Mum has brought me to Minsmere to continue my birthday for one more day. It was a lovely day and I was hoping that it would draw some adders out to bask in the sunshine. We searched everywhere between Bittern Hide and Island Mere Hide where they are normally found, but no luck. On our way to Island Mere Hide, we heard a tawny owl hooting (something must have disturbed it's slumber!), green woodpeckers laughing or yaffling, a bittern booming (it was more of a bark than a boom really) and saw a goldcrest high up in some trees.

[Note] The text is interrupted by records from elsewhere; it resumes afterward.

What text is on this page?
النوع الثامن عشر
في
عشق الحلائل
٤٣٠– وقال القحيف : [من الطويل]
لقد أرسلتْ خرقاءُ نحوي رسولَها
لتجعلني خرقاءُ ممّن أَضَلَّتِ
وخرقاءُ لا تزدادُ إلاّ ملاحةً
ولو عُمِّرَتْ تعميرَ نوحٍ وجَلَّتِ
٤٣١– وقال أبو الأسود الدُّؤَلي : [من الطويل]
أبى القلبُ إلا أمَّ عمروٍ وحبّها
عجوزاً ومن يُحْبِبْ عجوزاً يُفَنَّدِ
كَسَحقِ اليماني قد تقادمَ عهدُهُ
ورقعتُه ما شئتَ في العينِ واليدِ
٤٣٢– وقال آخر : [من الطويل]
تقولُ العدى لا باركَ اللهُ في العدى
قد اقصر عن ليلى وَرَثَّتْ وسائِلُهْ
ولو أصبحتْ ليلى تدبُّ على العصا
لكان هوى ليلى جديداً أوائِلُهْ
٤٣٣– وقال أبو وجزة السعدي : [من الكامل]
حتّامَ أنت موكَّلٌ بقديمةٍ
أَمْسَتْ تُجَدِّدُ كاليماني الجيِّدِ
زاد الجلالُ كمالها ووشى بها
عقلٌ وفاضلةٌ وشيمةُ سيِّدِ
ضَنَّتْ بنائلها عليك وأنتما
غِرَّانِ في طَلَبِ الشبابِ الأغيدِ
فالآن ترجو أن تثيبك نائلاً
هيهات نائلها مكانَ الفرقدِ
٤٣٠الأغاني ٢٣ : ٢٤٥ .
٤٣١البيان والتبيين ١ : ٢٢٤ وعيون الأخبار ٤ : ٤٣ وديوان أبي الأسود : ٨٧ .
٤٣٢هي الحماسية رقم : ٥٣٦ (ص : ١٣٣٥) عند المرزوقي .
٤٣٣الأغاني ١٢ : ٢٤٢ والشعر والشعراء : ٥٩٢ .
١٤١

At Island Mere Hide, little grebes were yodelling their calls, water rail were screeching somewhere hidden in the reeds and a marsh harrier delighted Mum (she loves seeing them). We also found lots of small fish which I believe are three-spined sticklebacks under the bordwalk leading to the hide.

Three-spined Stickleback
Bittern Hide seemed to be popular today and for good reasons. As soon as we entered the hide, we had people pointing us to a bittern out in the open. Apparently it has been out here for half an hour before we arrived! It was wading along the open water towards a reedbed and even then it remained to be visible. We watched as it patrolled the edge of the reedbed, moving slowly and fishing en route, getting closer and closer to the hide. I have never seen a bittern fishing before and it was very good at it. It was like watching it in slow motion, slowly lowering its head, neck and body one by one, inch by inch into position. A leg moves stealthly for a better foothold. A moment passes. Then, BAM! It strikes and swollows its catch whole. This bittern caught a lot of fish before it finally melted into the reeds. Mum has never seen a bittern this well before and I was happy with what I got with my camera.

Lunch at the visitor centre's cafe is always popular as there is always a show to watch out from the windows in the form of the bird feeders. There were so many birds coming to the feeders and on the ground below feeding on the food dropped by the others above. Goldfinches, chaffinches, great tits and blue tits were the most numerous, but the feeders also attracted a blackbird, dunnocks, magpies pheasants and even a female reed bunting. Entertainment while you eat, now that's service!
Female Reed Bunting
Female Pheasant

Bird's-nest Fungus
After lunch, we went to the pond nearby with a boardwalk over it. It was the boardwalk I was interested in as something I wanted to see was growing there. Bird's-nest fungi are curious looking things. As there name states, they look like a nest a bird has made with white eggs in them. But the scale is minature. They are about 1mm each! How did anyone find them in just one tiny spot on the boardwalk in the first place I would love to know! The 'eggs' by the way are spore sacs which pop to release the spores.

Lastly, we walked towards the beach and to one of the hides there. Avocets were busy feeding and the spits and islands were full of gulls (mostly herring, lesser black-backs and the odd great black-backed gull, which are big birds with jet black wings and pink legs). We also found a couple of linnets and a few pintail ducks with a few males bearing a long, pointy tail and chocolate brown head. It was a great extension to my birthday, but that bittern stoled the show.
Great Black-backed Gull
Bottoms up!

1 comment:

  1. Wow, love that birds-nest fungi Sean. What a lovely couple of days you've had and the weather has been amazing.